A distributed TP system consists of several cooperating entities, as described in the sections that follow. These entities are logical and can reside on the same computer or on different computers.

Transaction Processing (TP) Monitors

A TP monitor is software that sits between a transaction-aware application and a collection of resources. It maximizes operating system activities, streamlines network communications, and connects multiple clients to multiple applications that potentially access multiple data resources.

Instead of writing an application that manages a multiuser, distributed environment, you write an application that consists of single transaction requests. The monitor scales your application as required.

The Distributed Transaction Coordinator (DTC) is the TP monitor for Microsoft Windows 2000.

Transaction Managers

In a distributed transaction, each participating resource has a local transaction manager (TM) to track incoming and outgoing transactions on that computer. The TP monitor assigns one TM the additional task of coordinating all activities among local TMs. The TM that coordinates transaction activities is called the root or coordinating TM.

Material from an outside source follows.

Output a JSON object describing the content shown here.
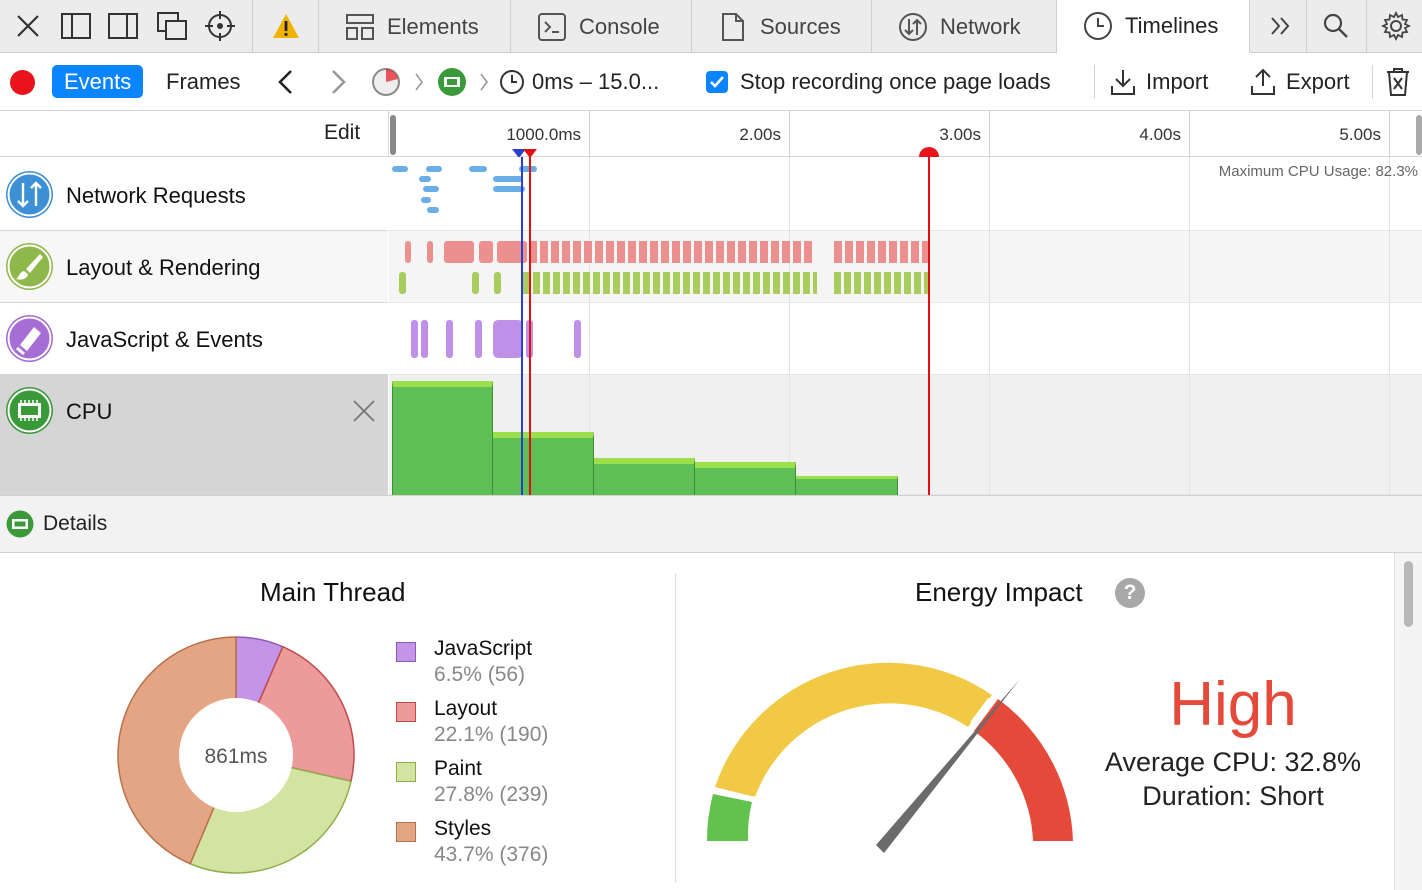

A TM coordinates and manages all transaction processing functions, but it is not equipped to manage data directly. Resource managers handle data-related activities.

Resource Managers

A resource manager is a system service that manages persistent or durable data in databases, durable message queues, or transactional file systems. The resource manager stores data and performs disaster recovery.

SQL Server and Message Queuing provide resource managers that participate in distributed transactions. Oracle, Sybase, Informix, IBM (for IBM DB2), and Ingres also provide compatible resource managers for their database products.

Resource Dispensers

A resource dispenser manages nondurable state that can be shared. For example, the Open Database Connectivity (ODBC) resource dispenser manages pools of database connections, reclaiming each connection when it is no longer needed.